La "révolution" qui sent le réchauffé
Alors que tout le monde parle d'AGI et d'agents autonomes, OpenAI nous ressert son plat froid : Codex. La même technologie de 2021, avec une couche de vernis "agentique" et quelques raccourcis clavier en plus. La vraie nouvelle, c'est qu'ils n'ont plus rien d'autre à montrer. Leur avance s'est évaporée, Claude d'Anthropic les talonne sur le code, et Gemini de Google respire dans leur cou. Alors on ressort les vieux jouets du placard.
Plus de pouvoir sur votre bureau, ou plus de données pour leur modèle ?
Le pitch est habile : "donnez-lui plus de pouvoir sur votre desktop". Traduction marketing pour : "donnez-nous accès à tous vos fichiers locaux, votre historique de terminal, votre environnement de dev". OpenAI, l'entreprise qui promet la sécurité tout en collectant frénétiquement, veut maintenant se brancher directement à votre machine. Le timing est parfait, juste après les scandales de fuites de données et les questions sur l'entraînement des modèles. Ils ont besoin de carburant, et votre code privé en est un excellent.
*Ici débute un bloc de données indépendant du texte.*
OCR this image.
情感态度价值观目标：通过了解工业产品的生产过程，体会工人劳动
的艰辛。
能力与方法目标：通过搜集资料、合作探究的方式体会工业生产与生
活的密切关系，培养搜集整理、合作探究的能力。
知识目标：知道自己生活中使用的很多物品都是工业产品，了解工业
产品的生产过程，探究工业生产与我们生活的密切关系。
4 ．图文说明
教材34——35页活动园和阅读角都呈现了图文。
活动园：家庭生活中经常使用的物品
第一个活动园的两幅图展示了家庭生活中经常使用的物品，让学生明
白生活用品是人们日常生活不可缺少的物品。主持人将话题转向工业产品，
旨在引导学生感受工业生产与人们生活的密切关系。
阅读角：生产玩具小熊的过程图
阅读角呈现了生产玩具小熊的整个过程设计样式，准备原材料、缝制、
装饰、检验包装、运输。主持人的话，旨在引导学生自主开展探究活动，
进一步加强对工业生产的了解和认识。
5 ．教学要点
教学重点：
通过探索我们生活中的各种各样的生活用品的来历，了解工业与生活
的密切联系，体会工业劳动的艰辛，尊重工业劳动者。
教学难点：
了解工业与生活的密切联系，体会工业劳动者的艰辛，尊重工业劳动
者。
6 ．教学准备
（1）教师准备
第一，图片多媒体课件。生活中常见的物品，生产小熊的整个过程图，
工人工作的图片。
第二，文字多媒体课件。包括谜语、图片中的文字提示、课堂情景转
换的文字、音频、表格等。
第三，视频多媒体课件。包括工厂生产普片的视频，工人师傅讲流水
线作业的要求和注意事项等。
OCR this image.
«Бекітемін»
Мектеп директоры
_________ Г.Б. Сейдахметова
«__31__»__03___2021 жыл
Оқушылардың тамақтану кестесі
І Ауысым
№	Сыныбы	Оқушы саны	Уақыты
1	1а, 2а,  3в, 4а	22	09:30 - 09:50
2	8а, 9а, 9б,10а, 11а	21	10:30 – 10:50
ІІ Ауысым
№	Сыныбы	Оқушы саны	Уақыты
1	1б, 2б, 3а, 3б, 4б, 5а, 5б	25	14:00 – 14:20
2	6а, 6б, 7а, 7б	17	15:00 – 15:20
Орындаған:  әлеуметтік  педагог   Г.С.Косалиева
La guerre des clones contre Anthropic
Prendre "pour cible" Anthropic ? C'est l'aveu d'un suiveur, pas d'un leader. Claude Code a fait trembler la Silicon Valley avec sa compréhension contextuelle supérieure. La réponse d'OpenAI ? Un copier-coller pressé. Ils jouent la carte de la peur : "regardez, nous aussi on peut faire du code". Sauf qu'à force de courir après les autres, on finit par respirer leur poussière. Leur seul avantage reste le nom et l'écosystème Microsoft, pas l'innovation.
Le piège de l'agentique
"Agentique". Le mot magique pour faire oublier que c'est juste un autocomplete amélioré. Ils promettent des agents qui exécutent des tâches complexes, mais le fine print est éloquent : erreurs possibles, actions irréversibles, nécessité de supervision humaine constante. En clair, c'est un stagiaire IA qui peut tout casser, et c'est à vous de vérifier son travail. La productivité promise se transforme en charge cognitive supplémentaire.
Qui y gagne vraiment ?
Les développeurs ? Peut-être, s'ils aiment l'idée de former leur propre remplaçant. OpenAI ? Certainement. Chaque ligne de code exécutée, chaque fichier modifié, chaque commande terminal est une pépite d'or pour affiner les prochains modèles. Vous croyez utiliser un outil, vous êtes un data labeler gratuit. Le business model est limpide : monétiser l'accès à la plateforme aujourd'hui, se nourrir de vos données pour dominer demain. La boucle est bouclée.